The Mathematics Genealogy Project (MGP) is a web-based database for the academic genealogy of mathematicians. As of 30 September 2025, it contained information on 334,029 mathematical scientists who contributed to research-level mathematics. For a typical mathematician, the project entry includes graduation year, thesis title (in its Mathematics Subject Classification), alma mater, doctoral advisor, and doctoral students.
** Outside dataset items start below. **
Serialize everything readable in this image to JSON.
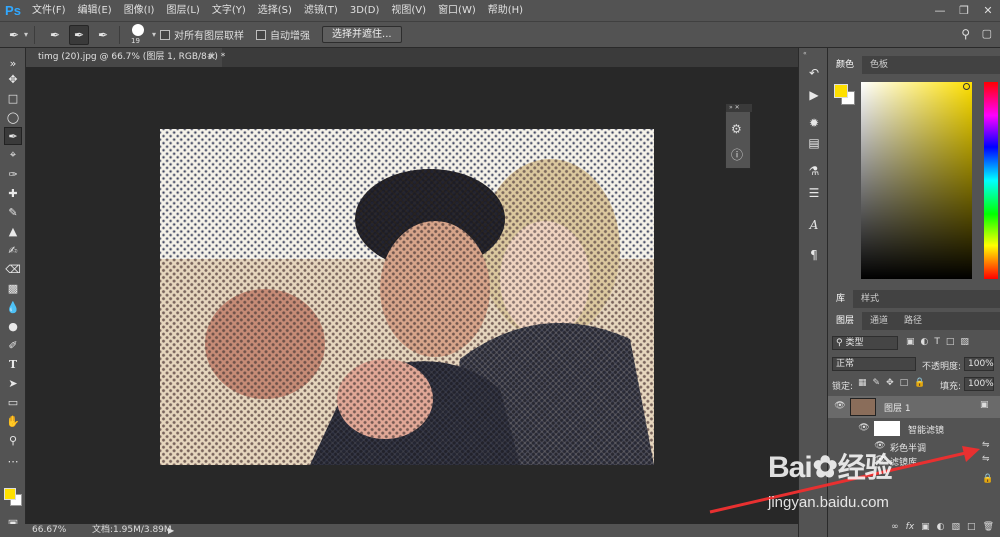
{
  "app": {
    "logo": "Ps"
  },
  "menu": [
    "文件(F)",
    "编辑(E)",
    "图像(I)",
    "图层(L)",
    "文字(Y)",
    "选择(S)",
    "滤镜(T)",
    "3D(D)",
    "视图(V)",
    "窗口(W)",
    "帮助(H)"
  ],
  "options": {
    "brush_size": "19",
    "sample_all_layers": "对所有图层取样",
    "auto_enhance": "自动增强",
    "select_and_mask": "选择并遮住..."
  },
  "document": {
    "tab_title": "timg (20).jpg @ 66.7% (图层 1, RGB/8#) *"
  },
  "status": {
    "zoom": "66.67%",
    "doc_size": "文档:1.95M/3.89M"
  },
  "panels": {
    "color_tabs": [
      "颜色",
      "色板"
    ],
    "library_tabs": [
      "库",
      "样式"
    ],
    "layer_tabs": [
      "图层",
      "通道",
      "路径"
    ],
    "filter_kind": "类型",
    "blend_mode": "正常",
    "opacity_label": "不透明度:",
    "opacity_value": "100%",
    "lock_label": "锁定:",
    "fill_label": "填充:",
    "fill_value": "100%",
    "layers": [
      {
        "name": "图层 1"
      },
      {
        "name": "智能滤镜"
      },
      {
        "name": "彩色半调"
      },
      {
        "name": "滤镜库"
      }
    ],
    "colors": {
      "foreground": "#ffe000",
      "background": "#ffffff"
    }
  },
  "watermark": {
    "brand": "Bai",
    "brand2": "经验",
    "url": "jingyan.baidu.com"
  }
}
==Origin of the database==
The project grew out of founder Harry Coonce's desire to know the name of his advisor's advisor. Coonce was Professor of Mathematics at Minnesota State University, Mankato, at the time of the project's founding, and the project went online there in the autumn of 1997. Coonce retired from Mankato in 1999, and in the autumn of 2002 the university decided that it would no longer support the project. The project relocated at that time to North Dakota State University. Since 2003, the project has also operated under the auspices of the American Mathematical Society and in 2005 it received a grant from the Clay Mathematics Institute. Harry Coonce was assisted by Mitchel T. Keller, Assistant Professor at Morningside College. Keller is currently the managing director of the project.

==Mission and scope==
The Mathematics Genealogy Mission statement: "Throughout this project when we use the word 'mathematics' or 'mathematician' we mean that word in a very inclusive sense. Thus, all relevant data from statistics, computer science, philosophy or operations research is welcome."

The genealogy information is obtained from sources such as Dissertation Abstracts International and Notices of the American Mathematical Society, but may be supplied by anyone via the project's website. The searchable database contains the name of the mathematician, university which awarded the degree, year when the degree was awarded, title of the dissertation, names of the advisor and second advisor, a flag of the country where the degree was awarded, a listing of doctoral students, and a count of academic descendants. Some historically significant figures who lacked a doctoral degree are listed, notably Joseph-Louis Lagrange and Isaac Newton.

The oldest chronological entries in the project are Abu Sahl 'Isa ibn Yahya al-Masihi (who died c. 1010) and his student Ibn Sina, commonly known in the West as Avicenna. They each have, as of September 2026, more than 245,000 descendants in the genealogy.

==Reliability and completeness==
It has been noted that "the data collected by the mathematics genealogy project are self-reported, so there is no guarantee that the observed genealogy network is a complete description of the mentorship network. In fact, 16,147 mathematicians do not have a recorded mentor, and of these, 8,336 do not have any recorded proteges." Maimgren, Ottino and Amaral (2010) stated that "for [mathematicians who graduated between 1900 and 1960] we believe that the graduation and mentorship record is the most reliable."